In the Asia Pacific region, trade has been a vital growth engine for decades. As average tariffs fell from 17 per cent in 1989 to 5.3 per cent in 2018, regional trade has multiplied — faster than the rest of the world — along with jobs and incomes. In recent years, escalation of geopolitical tensions has unsettled trade. As rivalries heightened and criticism of globalisation grew, the multilateral trading system that shepherded Asia’s prosperity and security has been challenged.
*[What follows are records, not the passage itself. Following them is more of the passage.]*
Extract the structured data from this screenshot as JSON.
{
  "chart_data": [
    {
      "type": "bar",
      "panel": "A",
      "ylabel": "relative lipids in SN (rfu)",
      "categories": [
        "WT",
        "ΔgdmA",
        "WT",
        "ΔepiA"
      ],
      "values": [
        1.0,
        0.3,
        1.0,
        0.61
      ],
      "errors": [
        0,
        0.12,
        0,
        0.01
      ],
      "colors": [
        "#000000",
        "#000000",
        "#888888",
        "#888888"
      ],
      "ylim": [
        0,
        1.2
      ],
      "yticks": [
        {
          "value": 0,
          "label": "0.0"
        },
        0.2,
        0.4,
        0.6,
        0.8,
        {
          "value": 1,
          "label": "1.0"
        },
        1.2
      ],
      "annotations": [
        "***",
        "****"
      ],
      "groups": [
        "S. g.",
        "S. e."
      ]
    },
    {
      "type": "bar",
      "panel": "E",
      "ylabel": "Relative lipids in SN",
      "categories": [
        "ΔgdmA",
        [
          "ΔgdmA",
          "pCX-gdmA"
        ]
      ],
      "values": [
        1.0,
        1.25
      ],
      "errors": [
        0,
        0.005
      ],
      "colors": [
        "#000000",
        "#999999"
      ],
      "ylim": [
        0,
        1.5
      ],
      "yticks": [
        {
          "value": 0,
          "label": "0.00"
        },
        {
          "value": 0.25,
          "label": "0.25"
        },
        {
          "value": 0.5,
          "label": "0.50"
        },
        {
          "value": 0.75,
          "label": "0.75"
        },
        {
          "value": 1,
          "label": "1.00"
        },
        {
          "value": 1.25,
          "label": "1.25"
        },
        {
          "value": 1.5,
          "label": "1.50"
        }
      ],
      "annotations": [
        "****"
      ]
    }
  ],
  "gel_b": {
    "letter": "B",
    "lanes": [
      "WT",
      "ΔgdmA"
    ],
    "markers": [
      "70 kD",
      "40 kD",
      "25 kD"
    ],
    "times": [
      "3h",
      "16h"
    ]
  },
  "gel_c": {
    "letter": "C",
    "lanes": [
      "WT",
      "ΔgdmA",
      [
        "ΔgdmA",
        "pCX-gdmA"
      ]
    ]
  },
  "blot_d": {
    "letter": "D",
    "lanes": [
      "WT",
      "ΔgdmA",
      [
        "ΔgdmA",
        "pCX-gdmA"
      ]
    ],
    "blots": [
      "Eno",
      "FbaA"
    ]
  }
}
These issues are the focus of ‘Reinventing Global Trade’, the latest edition of the renowned East Asia Forum Quarterly (EAFQ) of the Crawford School of Public Policy at the Australian National University. Co-edited by the Hinrich Foundation and Rebecca Sta Maria, Executive Director of the APEC Secretariat, the edition is a timely summary of the state of global trade – and Asia’s central role in its growth trajectory.
The contributors are distinguished experts in their field, from Homi Kharas and Meghan Dooley of the Brookings Institution to Fukunari Kimura of the Economic Research Institute for ASEAN and East Asia (ERIA) and Inu Manak of the Cato Institute. Their takeaways are optimistic. Supply chains proved surprisingly resilient. Lockdowns have accelerated digital transformation for the benefit of small and medium-sized businesses. Some countries such as Singapore, New Zealand and Chile have finalised partnerships aimed at expanding the digital economy. Even mega agreements such as RCEP came to fruition, highlighting the promise of regional groupings such as ASEAN.
But uncertainty remains ahead. Asia’s eyes are on two key players whose roles are not yet clear: India and the United States. As the EAFQ illustrates, the direction they take in coming months will reverberate far beyond trade and Asia.